By the time she paused, her throat dry, her eyes sagging closed of their own accord, the sky visible through the square ports were dark except for the gleaming runes that named each and every thing on board the Corona, and a hint of pink lightening the inky blue in the eastern sky. Captain Teryn’s contingent of guards had been assigned in turn to serve the company. They set up a trestle table, laid it with a white cloth and priceless gold and porcelain dishes encrusted with gems. Tildi hardly knew what she ate, though she remembered savory tastes and a touch of honey afterward. Small dishes of hearty food brought on board from cookshops along the quay were offered to her during the course of the evening. Wine and water were always at hand, offered by silent-footed guards in red-and-white livery.
Crewmen had been passing the open door, leaning in as they scrubbed the floor for the ninth time, or gave a touch of strong, pine-scented varnish to the framework, or loitered with a lantern as they made the rounds on watch.
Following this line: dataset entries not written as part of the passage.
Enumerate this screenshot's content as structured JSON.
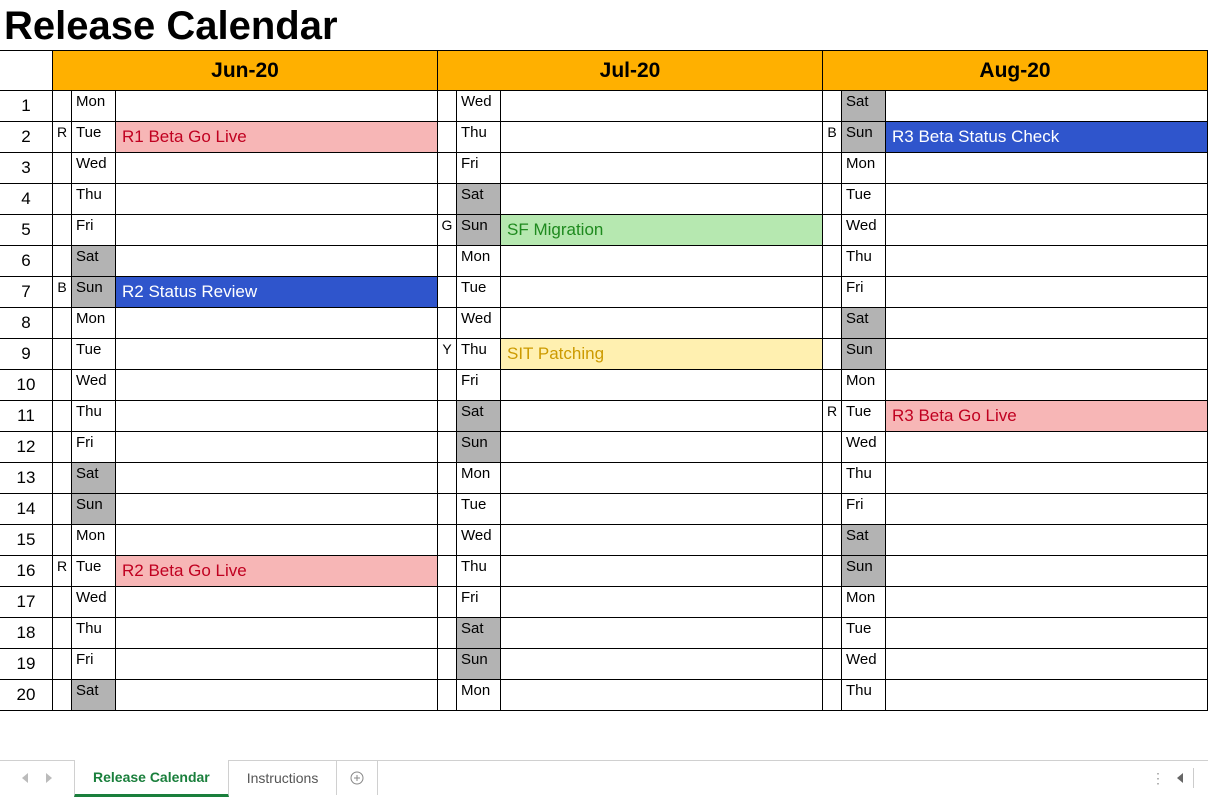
{
  "title": "Release Calendar",
  "months": [
    "Jun-20",
    "Jul-20",
    "Aug-20"
  ],
  "tabs": {
    "active": "Release Calendar",
    "items": [
      "Release Calendar",
      "Instructions"
    ]
  },
  "color_legend": {
    "R": "red",
    "B": "blue",
    "G": "green",
    "Y": "yellow"
  },
  "rows": [
    {
      "n": 1,
      "cells": [
        {
          "code": "",
          "dow": "Mon",
          "weekend": false,
          "event": "",
          "style": ""
        },
        {
          "code": "",
          "dow": "Wed",
          "weekend": false,
          "event": "",
          "style": ""
        },
        {
          "code": "",
          "dow": "Sat",
          "weekend": true,
          "event": "",
          "style": ""
        }
      ]
    },
    {
      "n": 2,
      "cells": [
        {
          "code": "R",
          "dow": "Tue",
          "weekend": false,
          "event": "R1 Beta Go Live",
          "style": "red"
        },
        {
          "code": "",
          "dow": "Thu",
          "weekend": false,
          "event": "",
          "style": ""
        },
        {
          "code": "B",
          "dow": "Sun",
          "weekend": true,
          "event": "R3 Beta Status Check",
          "style": "blue"
        }
      ]
    },
    {
      "n": 3,
      "cells": [
        {
          "code": "",
          "dow": "Wed",
          "weekend": false,
          "event": "",
          "style": ""
        },
        {
          "code": "",
          "dow": "Fri",
          "weekend": false,
          "event": "",
          "style": ""
        },
        {
          "code": "",
          "dow": "Mon",
          "weekend": false,
          "event": "",
          "style": ""
        }
      ]
    },
    {
      "n": 4,
      "cells": [
        {
          "code": "",
          "dow": "Thu",
          "weekend": false,
          "event": "",
          "style": ""
        },
        {
          "code": "",
          "dow": "Sat",
          "weekend": true,
          "event": "",
          "style": ""
        },
        {
          "code": "",
          "dow": "Tue",
          "weekend": false,
          "event": "",
          "style": ""
        }
      ]
    },
    {
      "n": 5,
      "cells": [
        {
          "code": "",
          "dow": "Fri",
          "weekend": false,
          "event": "",
          "style": ""
        },
        {
          "code": "G",
          "dow": "Sun",
          "weekend": true,
          "event": "SF Migration",
          "style": "green"
        },
        {
          "code": "",
          "dow": "Wed",
          "weekend": false,
          "event": "",
          "style": ""
        }
      ]
    },
    {
      "n": 6,
      "cells": [
        {
          "code": "",
          "dow": "Sat",
          "weekend": true,
          "event": "",
          "style": ""
        },
        {
          "code": "",
          "dow": "Mon",
          "weekend": false,
          "event": "",
          "style": ""
        },
        {
          "code": "",
          "dow": "Thu",
          "weekend": false,
          "event": "",
          "style": ""
        }
      ]
    },
    {
      "n": 7,
      "cells": [
        {
          "code": "B",
          "dow": "Sun",
          "weekend": true,
          "event": "R2 Status Review",
          "style": "blue"
        },
        {
          "code": "",
          "dow": "Tue",
          "weekend": false,
          "event": "",
          "style": ""
        },
        {
          "code": "",
          "dow": "Fri",
          "weekend": false,
          "event": "",
          "style": ""
        }
      ]
    },
    {
      "n": 8,
      "cells": [
        {
          "code": "",
          "dow": "Mon",
          "weekend": false,
          "event": "",
          "style": ""
        },
        {
          "code": "",
          "dow": "Wed",
          "weekend": false,
          "event": "",
          "style": ""
        },
        {
          "code": "",
          "dow": "Sat",
          "weekend": true,
          "event": "",
          "style": ""
        }
      ]
    },
    {
      "n": 9,
      "cells": [
        {
          "code": "",
          "dow": "Tue",
          "weekend": false,
          "event": "",
          "style": ""
        },
        {
          "code": "Y",
          "dow": "Thu",
          "weekend": false,
          "event": "SIT Patching",
          "style": "yellow"
        },
        {
          "code": "",
          "dow": "Sun",
          "weekend": true,
          "event": "",
          "style": ""
        }
      ]
    },
    {
      "n": 10,
      "cells": [
        {
          "code": "",
          "dow": "Wed",
          "weekend": false,
          "event": "",
          "style": ""
        },
        {
          "code": "",
          "dow": "Fri",
          "weekend": false,
          "event": "",
          "style": ""
        },
        {
          "code": "",
          "dow": "Mon",
          "weekend": false,
          "event": "",
          "style": ""
        }
      ]
    },
    {
      "n": 11,
      "cells": [
        {
          "code": "",
          "dow": "Thu",
          "weekend": false,
          "event": "",
          "style": ""
        },
        {
          "code": "",
          "dow": "Sat",
          "weekend": true,
          "event": "",
          "style": ""
        },
        {
          "code": "R",
          "dow": "Tue",
          "weekend": false,
          "event": "R3 Beta Go Live",
          "style": "red"
        }
      ]
    },
    {
      "n": 12,
      "cells": [
        {
          "code": "",
          "dow": "Fri",
          "weekend": false,
          "event": "",
          "style": ""
        },
        {
          "code": "",
          "dow": "Sun",
          "weekend": true,
          "event": "",
          "style": ""
        },
        {
          "code": "",
          "dow": "Wed",
          "weekend": false,
          "event": "",
          "style": ""
        }
      ]
    },
    {
      "n": 13,
      "cells": [
        {
          "code": "",
          "dow": "Sat",
          "weekend": true,
          "event": "",
          "style": ""
        },
        {
          "code": "",
          "dow": "Mon",
          "weekend": false,
          "event": "",
          "style": ""
        },
        {
          "code": "",
          "dow": "Thu",
          "weekend": false,
          "event": "",
          "style": ""
        }
      ]
    },
    {
      "n": 14,
      "cells": [
        {
          "code": "",
          "dow": "Sun",
          "weekend": true,
          "event": "",
          "style": ""
        },
        {
          "code": "",
          "dow": "Tue",
          "weekend": false,
          "event": "",
          "style": ""
        },
        {
          "code": "",
          "dow": "Fri",
          "weekend": false,
          "event": "",
          "style": ""
        }
      ]
    },
    {
      "n": 15,
      "cells": [
        {
          "code": "",
          "dow": "Mon",
          "weekend": false,
          "event": "",
          "style": ""
        },
        {
          "code": "",
          "dow": "Wed",
          "weekend": false,
          "event": "",
          "style": ""
        },
        {
          "code": "",
          "dow": "Sat",
          "weekend": true,
          "event": "",
          "style": ""
        }
      ]
    },
    {
      "n": 16,
      "cells": [
        {
          "code": "R",
          "dow": "Tue",
          "weekend": false,
          "event": "R2 Beta Go Live",
          "style": "red"
        },
        {
          "code": "",
          "dow": "Thu",
          "weekend": false,
          "event": "",
          "style": ""
        },
        {
          "code": "",
          "dow": "Sun",
          "weekend": true,
          "event": "",
          "style": ""
        }
      ]
    },
    {
      "n": 17,
      "cells": [
        {
          "code": "",
          "dow": "Wed",
          "weekend": false,
          "event": "",
          "style": ""
        },
        {
          "code": "",
          "dow": "Fri",
          "weekend": false,
          "event": "",
          "style": ""
        },
        {
          "code": "",
          "dow": "Mon",
          "weekend": false,
          "event": "",
          "style": ""
        }
      ]
    },
    {
      "n": 18,
      "cells": [
        {
          "code": "",
          "dow": "Thu",
          "weekend": false,
          "event": "",
          "style": ""
        },
        {
          "code": "",
          "dow": "Sat",
          "weekend": true,
          "event": "",
          "style": ""
        },
        {
          "code": "",
          "dow": "Tue",
          "weekend": false,
          "event": "",
          "style": ""
        }
      ]
    },
    {
      "n": 19,
      "cells": [
        {
          "code": "",
          "dow": "Fri",
          "weekend": false,
          "event": "",
          "style": ""
        },
        {
          "code": "",
          "dow": "Sun",
          "weekend": true,
          "event": "",
          "style": ""
        },
        {
          "code": "",
          "dow": "Wed",
          "weekend": false,
          "event": "",
          "style": ""
        }
      ]
    },
    {
      "n": 20,
      "cells": [
        {
          "code": "",
          "dow": "Sat",
          "weekend": true,
          "event": "",
          "style": ""
        },
        {
          "code": "",
          "dow": "Mon",
          "weekend": false,
          "event": "",
          "style": ""
        },
        {
          "code": "",
          "dow": "Thu",
          "weekend": false,
          "event": "",
          "style": ""
        }
      ]
    }
  ]
}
Olen didn’t mind their listening in, so she didn’t either. When she swallowed, a big man with deep lines bracketing molded red lips bowed solemnly to her and offered her a chased golden wine cup that looked in his hands no larger than a songbird’s egg. She accepted with gratitude, and swallowed the sweet red nectar within. The wine spread its warmth through her body and stopped the shivering of her tired muscles that she had not even perceived until then.